第14話 ハスキー犬
1
近くの家で最近、シベリアンハスキーを飼いだした。
道路沿いのブロック塀に囲まれた家で、裏庭で飼われていた。
ハスキー犬は2歳位の成犬だった。短い鎖で繋いであり、側の犬小屋には「太郎」と書いてあった。家人は見た事は無いが、普段あまり散歩していないようだった。
その家の隣は畑で、塀の角から一段下がった畑に降りると、「太郎」の小屋のそばまで行けた。
散歩途中、アジと一緒に畑に降り、塀に近寄った。太郎は穴あきブロックの穴からこちらを窺い、それから低いブロック塀の天辺に脚をかけ、身体を乗り出してきた。アジは興味が無いらしくそこらの土をいじくったりしている。
太郎の顔がちょうど目の前だ。声をかけた。
「やあ、元気かい?」
太郎は青い目でこっちをジッと見ている。無表情だ。少ししてから太郎は低い声でうなり始めた。そして威嚇するように牙を見せて吠えだした。
「ごめん、ごめん。」そう言って、アジとすぐ退散した。
怒るのは当然だろう。自分は繋がれているのに散歩の姿を見せつけられているのだから。
その後も何回か声をかけた。繋がれっぱなしのハスキー犬が気になったからだ。
いつもしばらくの沈黙の後、吠えられた。興味を持たれているのか、歓迎されていないのか、青い目の中の感情を読み取る事は出来なかった。太郎に迷惑をかけているなと思い、その後、声かけはやめた。
2
それから何か月かたった。朝の散歩を終えて自宅の近くまで戻ってきた時だった。
いきなり路地から何か飛び出してきた! ハスキー犬の太郎だった。
太郎はアジを押し潰すように上に覆いかぶさった。とっさの事でアジも避けられなかった。
アジはうなりながら、はね除けようとしたが、中型犬のアジと子牛ぐらいあるハスキー犬とは体格差がありすぎて無理だった。太郎は口を半開きにしたまま動かない。
よく見るとハスキー犬の牙は鋭い。
首筋をかまれるとアジは危ない。何とか引き剝がそうとしたが、出来なかった。それにこちらに向かって来るかもしれない。周りには誰もいなかった。大柄なハスキー犬は近くで見ると怖かった。
素手では危ない、と思い、何か棒のような物はないか、家に飛んで帰って探した。その間、アジには頑張ってもらうしかない。

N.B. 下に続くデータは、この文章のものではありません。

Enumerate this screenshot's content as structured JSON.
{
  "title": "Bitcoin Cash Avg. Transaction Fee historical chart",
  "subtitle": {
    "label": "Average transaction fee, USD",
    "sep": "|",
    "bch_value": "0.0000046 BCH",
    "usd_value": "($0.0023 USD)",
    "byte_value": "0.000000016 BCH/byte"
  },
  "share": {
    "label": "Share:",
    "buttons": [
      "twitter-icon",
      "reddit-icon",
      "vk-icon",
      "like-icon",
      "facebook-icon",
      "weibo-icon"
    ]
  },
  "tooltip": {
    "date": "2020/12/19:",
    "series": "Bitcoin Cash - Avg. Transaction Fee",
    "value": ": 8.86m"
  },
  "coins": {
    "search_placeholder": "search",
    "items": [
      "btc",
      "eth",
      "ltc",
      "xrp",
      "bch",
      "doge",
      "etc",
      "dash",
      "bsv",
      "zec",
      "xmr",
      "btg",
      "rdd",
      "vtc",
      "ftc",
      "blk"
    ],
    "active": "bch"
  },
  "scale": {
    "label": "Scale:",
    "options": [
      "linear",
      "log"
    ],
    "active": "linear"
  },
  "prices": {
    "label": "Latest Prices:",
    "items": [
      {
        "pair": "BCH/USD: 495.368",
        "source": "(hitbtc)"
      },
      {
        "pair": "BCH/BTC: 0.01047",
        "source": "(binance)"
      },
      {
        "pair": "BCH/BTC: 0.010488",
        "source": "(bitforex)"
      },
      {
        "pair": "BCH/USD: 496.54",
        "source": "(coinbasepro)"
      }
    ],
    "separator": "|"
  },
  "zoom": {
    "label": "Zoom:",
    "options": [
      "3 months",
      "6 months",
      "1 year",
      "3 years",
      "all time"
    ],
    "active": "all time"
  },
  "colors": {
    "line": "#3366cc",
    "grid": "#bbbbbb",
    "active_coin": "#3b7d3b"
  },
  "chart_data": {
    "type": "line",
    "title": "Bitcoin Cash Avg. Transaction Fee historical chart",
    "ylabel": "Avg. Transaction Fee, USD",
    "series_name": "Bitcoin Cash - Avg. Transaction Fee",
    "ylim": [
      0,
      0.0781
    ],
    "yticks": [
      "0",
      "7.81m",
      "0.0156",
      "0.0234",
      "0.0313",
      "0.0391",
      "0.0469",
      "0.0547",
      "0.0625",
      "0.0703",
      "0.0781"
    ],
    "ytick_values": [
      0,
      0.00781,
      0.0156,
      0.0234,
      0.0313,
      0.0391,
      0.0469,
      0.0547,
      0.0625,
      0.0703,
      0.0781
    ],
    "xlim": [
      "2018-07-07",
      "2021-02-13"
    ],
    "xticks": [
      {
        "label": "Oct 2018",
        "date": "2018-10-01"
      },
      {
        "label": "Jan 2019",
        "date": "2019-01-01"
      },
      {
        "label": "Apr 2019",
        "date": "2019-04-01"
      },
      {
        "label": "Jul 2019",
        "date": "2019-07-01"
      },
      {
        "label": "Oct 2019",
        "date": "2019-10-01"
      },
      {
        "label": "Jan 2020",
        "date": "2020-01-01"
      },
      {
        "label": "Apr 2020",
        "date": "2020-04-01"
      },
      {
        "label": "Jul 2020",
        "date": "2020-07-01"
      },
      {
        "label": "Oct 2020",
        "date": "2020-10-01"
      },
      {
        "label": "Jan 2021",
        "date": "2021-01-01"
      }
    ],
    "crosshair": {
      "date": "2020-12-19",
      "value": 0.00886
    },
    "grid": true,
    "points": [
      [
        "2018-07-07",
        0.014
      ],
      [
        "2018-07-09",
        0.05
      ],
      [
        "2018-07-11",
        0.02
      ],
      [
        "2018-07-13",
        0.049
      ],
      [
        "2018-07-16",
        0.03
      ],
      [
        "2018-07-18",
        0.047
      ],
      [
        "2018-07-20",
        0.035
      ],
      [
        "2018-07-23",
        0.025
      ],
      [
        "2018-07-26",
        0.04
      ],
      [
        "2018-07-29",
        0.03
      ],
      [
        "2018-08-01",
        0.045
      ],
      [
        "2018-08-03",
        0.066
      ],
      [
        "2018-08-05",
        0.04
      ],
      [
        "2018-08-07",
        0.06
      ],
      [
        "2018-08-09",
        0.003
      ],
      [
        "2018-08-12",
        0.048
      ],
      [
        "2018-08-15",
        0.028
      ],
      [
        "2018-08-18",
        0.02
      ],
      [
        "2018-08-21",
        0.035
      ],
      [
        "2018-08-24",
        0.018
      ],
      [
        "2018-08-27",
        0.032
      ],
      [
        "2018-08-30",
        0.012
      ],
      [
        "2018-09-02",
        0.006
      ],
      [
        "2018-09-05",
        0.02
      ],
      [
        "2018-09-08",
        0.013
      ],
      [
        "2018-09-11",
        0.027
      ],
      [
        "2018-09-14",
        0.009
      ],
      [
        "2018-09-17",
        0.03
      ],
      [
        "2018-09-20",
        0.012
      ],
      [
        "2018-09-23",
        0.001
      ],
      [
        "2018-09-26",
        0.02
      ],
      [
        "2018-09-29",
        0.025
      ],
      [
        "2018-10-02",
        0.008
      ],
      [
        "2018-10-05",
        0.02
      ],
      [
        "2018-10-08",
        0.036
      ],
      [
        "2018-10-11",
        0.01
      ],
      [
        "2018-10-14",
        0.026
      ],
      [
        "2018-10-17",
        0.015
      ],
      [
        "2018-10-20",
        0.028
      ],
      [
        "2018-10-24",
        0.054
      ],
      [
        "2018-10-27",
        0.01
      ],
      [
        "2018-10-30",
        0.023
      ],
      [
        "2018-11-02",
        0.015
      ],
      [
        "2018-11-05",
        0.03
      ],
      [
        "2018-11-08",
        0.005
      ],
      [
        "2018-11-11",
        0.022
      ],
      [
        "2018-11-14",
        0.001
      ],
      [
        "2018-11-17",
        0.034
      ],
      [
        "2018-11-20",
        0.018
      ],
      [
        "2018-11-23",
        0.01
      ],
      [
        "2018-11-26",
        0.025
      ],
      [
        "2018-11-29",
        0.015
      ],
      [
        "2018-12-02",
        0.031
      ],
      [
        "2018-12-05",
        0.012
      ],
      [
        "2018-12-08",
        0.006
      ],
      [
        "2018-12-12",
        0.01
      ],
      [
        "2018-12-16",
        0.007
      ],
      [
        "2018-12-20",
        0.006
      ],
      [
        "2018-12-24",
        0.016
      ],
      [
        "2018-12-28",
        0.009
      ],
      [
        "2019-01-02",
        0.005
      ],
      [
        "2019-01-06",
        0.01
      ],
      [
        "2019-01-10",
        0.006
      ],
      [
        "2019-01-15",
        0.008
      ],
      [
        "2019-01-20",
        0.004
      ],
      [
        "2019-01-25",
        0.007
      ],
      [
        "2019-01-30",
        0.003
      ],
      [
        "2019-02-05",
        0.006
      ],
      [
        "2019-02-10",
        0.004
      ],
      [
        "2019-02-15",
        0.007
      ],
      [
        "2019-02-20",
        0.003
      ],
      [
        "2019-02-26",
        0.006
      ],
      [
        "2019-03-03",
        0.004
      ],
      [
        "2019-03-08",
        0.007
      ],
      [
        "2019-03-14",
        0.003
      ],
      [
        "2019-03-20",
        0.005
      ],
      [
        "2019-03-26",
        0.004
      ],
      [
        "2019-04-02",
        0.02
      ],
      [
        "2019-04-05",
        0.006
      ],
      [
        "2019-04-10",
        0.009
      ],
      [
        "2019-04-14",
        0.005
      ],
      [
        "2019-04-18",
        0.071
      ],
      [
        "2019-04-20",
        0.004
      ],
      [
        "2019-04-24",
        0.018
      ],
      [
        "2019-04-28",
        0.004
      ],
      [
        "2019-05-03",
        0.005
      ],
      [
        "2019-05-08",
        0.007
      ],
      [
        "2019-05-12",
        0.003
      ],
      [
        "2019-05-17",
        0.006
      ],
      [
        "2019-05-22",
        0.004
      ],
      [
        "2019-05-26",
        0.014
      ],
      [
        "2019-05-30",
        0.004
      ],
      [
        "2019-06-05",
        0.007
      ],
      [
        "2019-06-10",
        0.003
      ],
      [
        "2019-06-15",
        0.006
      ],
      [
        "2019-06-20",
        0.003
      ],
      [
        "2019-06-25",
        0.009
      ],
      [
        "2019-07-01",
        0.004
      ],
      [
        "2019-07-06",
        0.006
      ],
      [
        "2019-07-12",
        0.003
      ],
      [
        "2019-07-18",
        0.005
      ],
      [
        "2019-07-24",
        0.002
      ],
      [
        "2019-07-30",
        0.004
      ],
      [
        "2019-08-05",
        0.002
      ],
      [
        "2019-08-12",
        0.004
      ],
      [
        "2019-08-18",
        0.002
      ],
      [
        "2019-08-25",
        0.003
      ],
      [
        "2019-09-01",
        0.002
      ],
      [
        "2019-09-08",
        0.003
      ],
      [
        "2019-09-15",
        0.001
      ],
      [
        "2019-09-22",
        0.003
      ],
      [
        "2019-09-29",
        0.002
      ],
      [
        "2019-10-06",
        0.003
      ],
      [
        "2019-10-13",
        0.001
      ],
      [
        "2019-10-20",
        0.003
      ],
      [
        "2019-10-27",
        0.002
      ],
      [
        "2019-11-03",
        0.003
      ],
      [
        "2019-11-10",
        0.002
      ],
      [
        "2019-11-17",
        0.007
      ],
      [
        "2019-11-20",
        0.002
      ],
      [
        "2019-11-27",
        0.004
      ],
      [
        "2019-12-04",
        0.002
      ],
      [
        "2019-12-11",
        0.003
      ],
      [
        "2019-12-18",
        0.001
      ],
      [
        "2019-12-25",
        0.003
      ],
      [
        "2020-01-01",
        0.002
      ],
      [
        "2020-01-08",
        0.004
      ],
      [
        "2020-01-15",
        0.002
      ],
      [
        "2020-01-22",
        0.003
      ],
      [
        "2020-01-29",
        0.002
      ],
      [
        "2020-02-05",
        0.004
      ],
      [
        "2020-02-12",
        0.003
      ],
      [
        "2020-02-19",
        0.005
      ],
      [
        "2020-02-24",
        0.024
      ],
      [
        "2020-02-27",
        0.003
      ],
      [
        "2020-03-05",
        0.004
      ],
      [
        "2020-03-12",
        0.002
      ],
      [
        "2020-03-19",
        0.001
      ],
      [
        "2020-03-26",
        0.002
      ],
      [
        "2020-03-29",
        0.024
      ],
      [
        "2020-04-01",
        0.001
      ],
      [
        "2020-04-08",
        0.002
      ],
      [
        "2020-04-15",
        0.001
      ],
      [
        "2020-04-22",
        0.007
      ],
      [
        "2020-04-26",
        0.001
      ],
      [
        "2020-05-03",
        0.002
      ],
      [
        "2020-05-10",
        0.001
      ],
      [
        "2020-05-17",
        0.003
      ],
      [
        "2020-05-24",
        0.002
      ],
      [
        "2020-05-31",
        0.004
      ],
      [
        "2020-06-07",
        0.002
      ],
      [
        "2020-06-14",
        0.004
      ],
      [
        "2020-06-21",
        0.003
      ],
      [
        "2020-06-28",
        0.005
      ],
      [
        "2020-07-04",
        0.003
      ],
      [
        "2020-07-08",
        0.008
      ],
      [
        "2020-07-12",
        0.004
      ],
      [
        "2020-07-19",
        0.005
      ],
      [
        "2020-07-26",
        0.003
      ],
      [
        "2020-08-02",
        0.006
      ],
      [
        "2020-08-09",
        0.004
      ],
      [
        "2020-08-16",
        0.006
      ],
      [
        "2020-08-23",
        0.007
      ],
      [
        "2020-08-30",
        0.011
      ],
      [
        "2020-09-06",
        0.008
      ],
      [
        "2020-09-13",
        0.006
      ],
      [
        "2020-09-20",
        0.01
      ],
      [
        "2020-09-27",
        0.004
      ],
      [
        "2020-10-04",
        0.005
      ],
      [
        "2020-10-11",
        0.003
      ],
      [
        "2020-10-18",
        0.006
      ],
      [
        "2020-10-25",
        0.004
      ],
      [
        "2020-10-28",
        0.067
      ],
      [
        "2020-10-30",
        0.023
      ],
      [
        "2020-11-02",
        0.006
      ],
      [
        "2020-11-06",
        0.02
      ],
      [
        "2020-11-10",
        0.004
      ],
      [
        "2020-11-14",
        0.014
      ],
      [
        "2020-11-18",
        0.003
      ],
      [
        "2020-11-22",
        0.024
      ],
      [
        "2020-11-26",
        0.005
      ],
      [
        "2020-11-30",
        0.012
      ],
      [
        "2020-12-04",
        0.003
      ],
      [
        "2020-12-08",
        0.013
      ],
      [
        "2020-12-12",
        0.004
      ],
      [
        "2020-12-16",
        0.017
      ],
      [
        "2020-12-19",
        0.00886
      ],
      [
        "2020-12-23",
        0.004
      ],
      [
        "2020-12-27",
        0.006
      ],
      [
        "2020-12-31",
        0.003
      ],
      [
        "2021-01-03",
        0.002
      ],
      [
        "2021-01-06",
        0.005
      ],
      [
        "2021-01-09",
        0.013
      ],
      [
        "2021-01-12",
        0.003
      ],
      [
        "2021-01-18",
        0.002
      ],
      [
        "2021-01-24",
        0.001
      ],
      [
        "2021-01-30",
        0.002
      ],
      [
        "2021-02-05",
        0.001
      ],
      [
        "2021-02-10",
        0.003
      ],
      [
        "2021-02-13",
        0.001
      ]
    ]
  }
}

適当な物は無く、庭にアルミの脚立があったので、それを掴んで現場に戻った。
全然、武器にならない脚立を構えて「やめろー!」と叫んだ。怖かった。
太郎はアジに覆いかぶさりながら、チラリとこちらを見た。やがて飽きたという感じでプイと立ち上がるとそのまま、どこかへ去ってしまった。
家に帰ってきて、アジを繋いだ。出勤時間が迫っていた。アジが一人になってしまうが、また太郎が戻って来て襲うかもしれない。心配だった。頼る人もいない。やむをえないと思い、警察に電話した。
「近所に鎖が外れたハスキー犬が徘徊しています。怖いので飼い主に戻してください。」
不安だったが出勤した。
夜、帰ってきたら、アジは無事だった。日中、警察が来たのかどうかわからない。太郎はその後、あの家から見かけなくなった。
思えばあの時、太郎は腹いせにのしかかったのだろうか、それともじゃれていた、つもりだったのだろうか。
無表情な顔だが口を半開きにして、何だかうっすらと笑っていたような気がした。
太郎のひと時の自由な散歩だった。楽しかったのか、何を感じたのか、どんな景色が見えたのか、聞いてみたい。